AggregHate: An Efficient Aggregative Approach for the Detection of Hatemongers on Social Platforms
Tom Marzea, Abraham Israeli, Oren Tsur
TL;DR
This paper tackles hate-monger detection on social platforms by moving from post-centric detection to a user-centric, multimodal framework that fuses utterance-level predictions with social-context signals. It presents a formal aggregation hierarchy, including naive, relational, distributional, and multimodal schemes, and benchmarks these against diffusion- and GNN-based baselines. Evaluations on Echo (Twitter), Gab, and Parler show that incorporating network context and distributional cues yields substantial improvements over text-only methods, with platform-specific patterns in the effectiveness of relational versus distributional components.
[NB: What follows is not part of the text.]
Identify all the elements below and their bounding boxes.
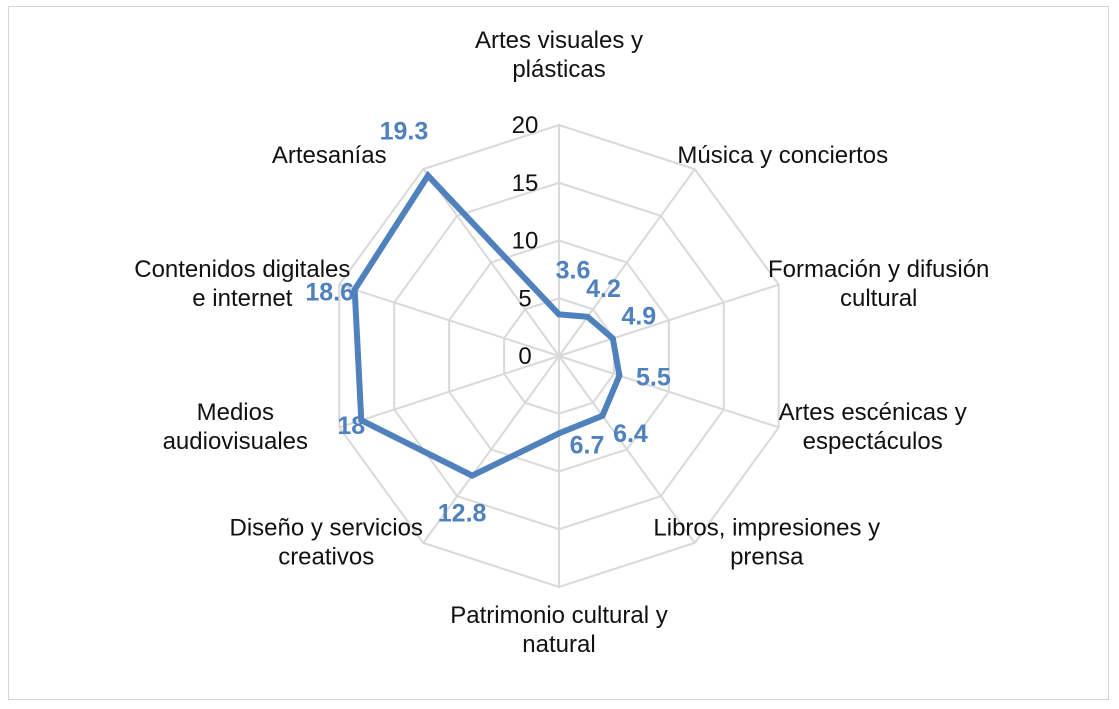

The work also contributes a Parler user-annotated dataset and discusses practical considerations for deployment, including ethical safeguards and the importance of human-in-the-loop interventions for high-stakes moderation.
Abstract
Automatic detection of online hate speech serves as a crucial step in the detoxification of the online discourse. Moreover, accurate classification can promote a better understanding of the proliferation of hate as a social phenomenon. While most prior work focus on the detection of hateful utterances, we argue that focusing on the user level is as important, albeit challenging. In this paper we consider a multimodal aggregative approach for the detection of hate-mongers, taking into account the potentially hateful texts, user activity, and the user network. We evaluate our methods on three unique datasets X (Twitter), Gab, and Parler showing that a processing a user's texts in her social context significantly improves the detection of hate mongers, compared to previously used text and graph-based methods. Our method can be then used to improve the classification of coded messages, dog-whistling, and racial gas-lighting, as well as inform intervention measures. Moreover, our approach is highly efficient even for very large datasets and networks.